Il libro del mese: The Republic of Gupta – A Story of State Capture

copertina "The Republic of Gupta"
copertina “The Republic of Gupta”

[di Luca Manes]

In Sudafrica ormai tutti conoscono i Gupta, una famiglia indiana originaria dello stato dell’Uttar Pradesh al centro di uno scandalo di vastissime proporzioni scoppiato nel 2016.

Così esteso e ramificato era il malaffare e la corruzione “diffusa” dai Gupta che è stato definito “State Capture”. Ovvero come depredare impunemente e a piene mani le casse dello Stato e farla franca.
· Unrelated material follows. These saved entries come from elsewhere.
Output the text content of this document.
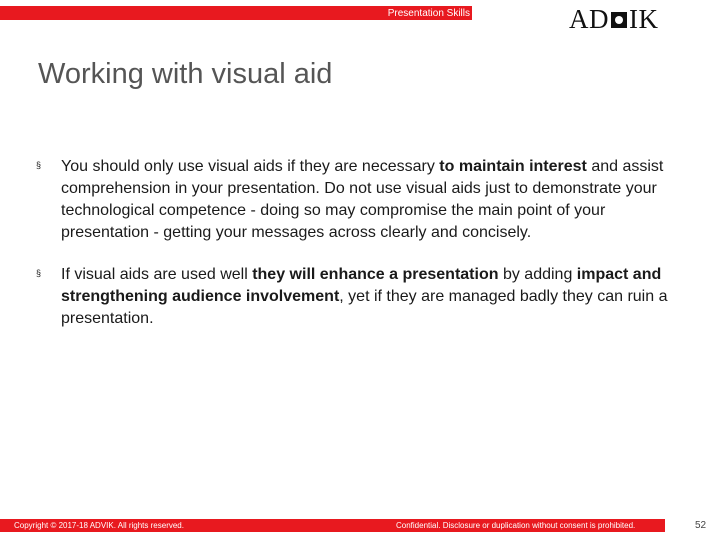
Presentation Skills	AD IK
Working with visual aid
§	You should only use visual aids if they are necessary to maintain interest and assist comprehension in your presentation. Do not use visual aids just to demonstrate your technological competence - doing so may compromise the main point of your presentation - getting your messages across clearly and concisely.
§	If visual aids are used well they will enhance a presentation by adding impact and strengthening audience involvement, yet if they are managed badly they can ruin a presentation.
Copyright © 2017-18 ADVIK. All rights reserved.	Confidential. Disclosure or duplication without consent is prohibited.	52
Almeno fino a un certo punto, perché il bubbone è scoppiato e ai tre fratelli Gupta è toccato lasciare il Paese, dove erano arrivati nel 1993 per aprire una piccola impresa di computer, fino a poi mettere su un impero che spaziava dal comparto energetico a quello dei media. Sfruttando la forte “amicizia” con il presidente Jocob Zuma, ma ormai sembra che intercorressero “buoni rapporti” anche con i suoi predecessori Thabo Mbeki e Kgalema Motlanthe, i Gupta si sono infiltrati in tutti i gangli dello stato, arraffando contratti per le loro società e condizionando l’operato di grandi imprese pubbliche come Transnet ed Eskom.

La loro “epopea” la racconta il giornalista sudafricano Pieter-Louis Myburgh in “The Republic of Gupta” (Penguin Books) che forse qualche editore coraggioso dovrebbe tradurre e pubblicare anche dalle nostre parti. Dimenticate la distanza geografica tra il nostro Paese e il Sudafrica, l’abbraccio criminale tra i vertici dello Stato e imprenditori senza scrupoli e la conseguente creazione di un grumo di potere e di affari dall’olezzo mefitico è storia già sentita un po’ ovunque. Ma repetita iuvant, recita la massima latina, per cui narrare soprattutto il comportamento criminale di coloro che dovrebbero governare nell’interesse della collettività è sempre cosa buona e giusta. E Myburgh lo fa con l’abilità e l’efficacia che solo i giornalisti d’inchiesta di grande spessore sanno fare. Il racconto parte da un episodio quasi comico, ma quanto mai esemplificativo: l’impiego di una base aerea militare per far atterrare un aereo civile pieno di ospiti indiani invitati a un matrimonio di famiglia.

Da lì viene ricostruita tutta la saga di questa famiglia arrivata in Sudafrica senza mezzi economici così rilevanti e giunta a negoziare contratti miliardari sulle miniere di carbone e quelle di uranio.

Leggendo le 260 pagine del libro, non mancano i riferimenti a un “buon amico” dei Gupta, ma anche di imprenditori molto vicini a società italiane attive nell’area. L’amico è Brian Molefe, ex amministratore delegato delle compagnie pubbliche Eskom e Transnet, l’imprenditore è Philani Mavundla, le imprese italiane CMC di Ravenna e Salini-Impregilo, che con Mavundla erano soci d’affari e da Eskom e Transnet ricevevano ricchissimi appalti come quelli per la realizzazione dell’impianto idroelettrico di Ingula (a 400 chilometri da Johannesburg) o l’espansione del porto di Durban. Nel primo caso il malfunzionamento, i ritardi e l’immensa impennata dei costi (da 860 milioni a 2,4 miliardi di euro), nonché un incidente che ha causato la morte di sei operai, sono stati oggetti di reportage giornalistici e di un’inchiesta dall’anti-corruzione sudafricana, mentre il secondo, che vede il coinvolgimento solo della CMC, uno stop dei lavori a seguito di un esposto relativo alle modalità di assegnazione dell’appalto          

Eskom e Transnet sono oberate di debiti a causa dell’allegra gestione di personaggi come Molefe e dei suoi legami con gente del calibro dei Gupta e di Mavundla. I 40 miliardi di euro di passivo dell’Eskom, tanto per citare un dato, sono un bel problema per tutto il Paese, visto che la compagnia è pubblica e che per il momento ci pensa il governo a provare a tappare i buchi di bilancio.